NU Online News Service, July 27, 3:33 p.m. EDT
Thunderstorms accounted for the bulk of $11.1 billion in insured natural catastrophe losses in the United States for the first half of 2009, according to figures released today by Munich Re Group.
Losses from thunderstorms totaled $6.1 billion for the first six months of this year, outpacing losses from floods ($7 million), winter storms ($565 million) and wildfires ($120 million).
The release of those figures assembled by Munich Re was part of a Web seminar sponsored by the insurer. Speakers were Carl Hedde, head of risk accumulation for Munich Re America; Peter Hoppe, head of Geo risks research/corporate climate center Munich Reinsurance Co.; and Robert P. Hartwig, president of the Insurance Information Institute.
Mr. Hedde said there were 90 natural disaster events over the first half of this year in the United States. While the year is not on a record-setting pace, the number of losses is almost equal to annual totals for five of the past 10 years, he said.
Thunderstorm losses for the first six months are $1 billion above average, he said–the fifth highest total since 1980.
Worldwide, there have been 380 loss events, primarily weather-related, noted Mr. Hoppe, with 63 percent of total insured losses coming from the United States and 27 percent from Europe. The reason for these loss levels, he said, was because of the high insurance density in those regions.
Losses for the first half of 2009 were "moderate," he said, adding that historically, the bulk of losses occurs in the second half of the year, primarily caused by hurricanes.
Globally, the costliest insured loss this year was January's Winter Storm Klaus with $2.3 billion in losses, followed by severe storms and tornadoes in the United States in February at $1.4 billion and U.S. April storms and tornadoes at $990 million.
Despite the severe recession, insurers have been able to operate normally, Mr. Hartwig pointed out, noting that while there have been a growing number of bank failures, the same has not happened in the insurance industry.
Insurers have experienced a decline in earnings as their investment portfolios were hurt in the economic downturn, but that has had limited effect on capacity levels, he said. Capacity has dropped 16 percent from its high in 2007, amounting to around $66 billion, Mr. Hartwig said.
"That is a significant amount, but it does not compromise the claims paying ability of insurance companies," he said, because the industry was well capitalized going into this economic crisis.

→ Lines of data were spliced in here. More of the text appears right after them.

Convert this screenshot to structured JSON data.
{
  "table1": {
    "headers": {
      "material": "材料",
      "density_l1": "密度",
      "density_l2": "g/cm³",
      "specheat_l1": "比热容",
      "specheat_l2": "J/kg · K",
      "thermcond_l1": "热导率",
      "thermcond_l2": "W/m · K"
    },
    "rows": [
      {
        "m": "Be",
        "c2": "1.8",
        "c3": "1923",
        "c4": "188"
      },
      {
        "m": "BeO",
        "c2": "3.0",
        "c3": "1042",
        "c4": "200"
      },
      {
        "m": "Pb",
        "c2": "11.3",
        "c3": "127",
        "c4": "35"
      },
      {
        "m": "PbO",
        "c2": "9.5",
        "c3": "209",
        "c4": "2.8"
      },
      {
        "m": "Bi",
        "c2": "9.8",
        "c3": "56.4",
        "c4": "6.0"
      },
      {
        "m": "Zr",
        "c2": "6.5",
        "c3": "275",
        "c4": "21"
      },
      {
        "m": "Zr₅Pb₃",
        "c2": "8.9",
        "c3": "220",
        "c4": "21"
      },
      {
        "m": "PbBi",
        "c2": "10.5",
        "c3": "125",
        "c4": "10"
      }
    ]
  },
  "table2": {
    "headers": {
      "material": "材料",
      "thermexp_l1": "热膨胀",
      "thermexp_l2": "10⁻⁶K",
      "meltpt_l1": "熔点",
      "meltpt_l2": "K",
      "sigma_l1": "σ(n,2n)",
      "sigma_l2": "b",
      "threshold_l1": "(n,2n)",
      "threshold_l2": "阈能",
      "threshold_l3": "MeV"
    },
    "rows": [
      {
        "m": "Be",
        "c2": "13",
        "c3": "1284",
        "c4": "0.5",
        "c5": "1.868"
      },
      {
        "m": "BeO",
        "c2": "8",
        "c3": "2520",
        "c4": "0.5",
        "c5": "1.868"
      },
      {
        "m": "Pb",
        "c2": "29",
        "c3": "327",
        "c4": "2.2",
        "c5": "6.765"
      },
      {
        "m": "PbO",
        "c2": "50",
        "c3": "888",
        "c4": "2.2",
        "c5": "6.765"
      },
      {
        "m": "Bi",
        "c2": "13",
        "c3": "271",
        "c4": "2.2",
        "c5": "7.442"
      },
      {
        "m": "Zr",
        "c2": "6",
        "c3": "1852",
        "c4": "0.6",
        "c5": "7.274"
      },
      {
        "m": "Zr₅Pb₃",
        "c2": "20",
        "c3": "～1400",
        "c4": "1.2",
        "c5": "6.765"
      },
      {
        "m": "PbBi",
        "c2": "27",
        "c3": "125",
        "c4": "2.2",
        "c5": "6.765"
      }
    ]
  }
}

Despite the economic crisis, the industry has attracted new capital, he went on to say–about $11 billion in 2008 and $1 billion in the first quarter of this year.
In answer to a question from National Underwriter, Mr. Hartwig said that while giving no direction to pricing, there are two markets. Personal lines are seeing some increases, including state property insurance programs that are raising prices on catastrophe risks. On the commercial side, he said the trend continues to be down, but less than prior years.

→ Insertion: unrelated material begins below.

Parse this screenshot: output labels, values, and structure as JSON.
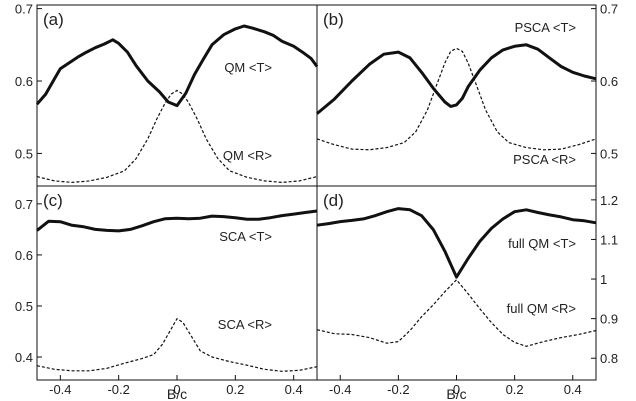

He said premium rates on the commercial side are being hit by the decrease in exposures from the drop in clients' business. The insurance industry will begin to see rate improvements once the economy picks up and clients once again purchase more insurance.
"Anything from new construction to greater head count in payroll will eventually begin to utilize some of this spare insurance capacity that exists out there today," observed Mr. Hartwig. "It is part rate, but it is also part recession that is contributing to the weak premium numbers."